Deep reinforcement learning for autonomous driving

Abstract

Recently, both the automotive industry and research communities have directed attention towards Autonomous Driving (AD) to tackle issues like traffic congestion and road accidents. End-to-end driving has gained interest as sensory inputs are mapped straight to controls. Machine learning approaches have been used for end-to-end driving, particularly Deep Learning (DL). However, DL requires expensive labelling. Another approached used is Deep Reinforcement Learning (DRL). However, work that use DRL predominantly use one input sensor modality to learn policies such as image pixels of the state. The state-of-art DRL algorithm is Proximal Policy Optimization (PPO). One shortcoming of using PPO in the context of autonomous driving using inputs from multiple sensors is robustness to sensor defectiveness or sensor failure. This is due to naïve sensor fusion. This thesis investigates the use of a stochastic regularization technique named Sensor Dropout (SD) in an attempt to address this shortcoming. Training and evaluation are carried out on a car racing simulator called TORCS. The input to the agent were captured from different sensing modalities such as range-finders, proprioceptive sensors and a front-facing RGB camera. They are used to control the car’s steering, acceleration and brakes.

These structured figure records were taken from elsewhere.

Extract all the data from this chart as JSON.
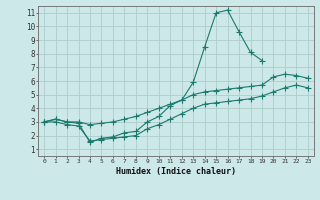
{
  "xlabel": "Humidex (Indice chaleur)",
  "bg_color": "#cde8e8",
  "grid_color": "#aecccc",
  "line_color": "#1a7a6e",
  "xlim": [
    -0.5,
    23.5
  ],
  "ylim": [
    0.5,
    11.5
  ],
  "xticks": [
    0,
    1,
    2,
    3,
    4,
    5,
    6,
    7,
    8,
    9,
    10,
    11,
    12,
    13,
    14,
    15,
    16,
    17,
    18,
    19,
    20,
    21,
    22,
    23
  ],
  "yticks": [
    1,
    2,
    3,
    4,
    5,
    6,
    7,
    8,
    9,
    10,
    11
  ],
  "line1_x": [
    0,
    1,
    2,
    3,
    4,
    5,
    6,
    7,
    8,
    9,
    10,
    11,
    12,
    13,
    14,
    15,
    16,
    17,
    18,
    19
  ],
  "line1_y": [
    3.0,
    3.2,
    3.0,
    2.9,
    1.5,
    1.8,
    1.9,
    2.2,
    2.3,
    3.0,
    3.4,
    4.2,
    4.6,
    5.9,
    8.5,
    11.0,
    11.2,
    9.6,
    8.1,
    7.5
  ],
  "line2_x": [
    0,
    1,
    2,
    3,
    4,
    5,
    6,
    7,
    8,
    9,
    10,
    11,
    12,
    13,
    14,
    15,
    16,
    17,
    18,
    19,
    20,
    21,
    22,
    23
  ],
  "line2_y": [
    3.0,
    3.2,
    3.0,
    3.0,
    2.8,
    2.9,
    3.0,
    3.2,
    3.4,
    3.7,
    4.0,
    4.3,
    4.6,
    5.0,
    5.2,
    5.3,
    5.4,
    5.5,
    5.6,
    5.7,
    6.3,
    6.5,
    6.4,
    6.2
  ],
  "line3_x": [
    0,
    1,
    2,
    3,
    4,
    5,
    6,
    7,
    8,
    9,
    10,
    11,
    12,
    13,
    14,
    15,
    16,
    17,
    18,
    19,
    20,
    21,
    22,
    23
  ],
  "line3_y": [
    3.0,
    3.0,
    2.8,
    2.7,
    1.6,
    1.7,
    1.8,
    1.9,
    2.0,
    2.5,
    2.8,
    3.2,
    3.6,
    4.0,
    4.3,
    4.4,
    4.5,
    4.6,
    4.7,
    4.9,
    5.2,
    5.5,
    5.7,
    5.5
  ]
}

In order to simulate sensor defectiveness and sensor failure, Gaussian noise is added to sensor readings and input from sensors are blocked respectively. Results show that using regularization requires longer training time with lower training performance. However, in settings where sensor readings are noisy, the PPO-SD agent displayed better driving behaviour. On the other hand, the PPO agent suffered approximately 59% of performance drop, in terms of rewards, compared to the PPO-SD agent. The case was the same in settings where sensor readings are blocked.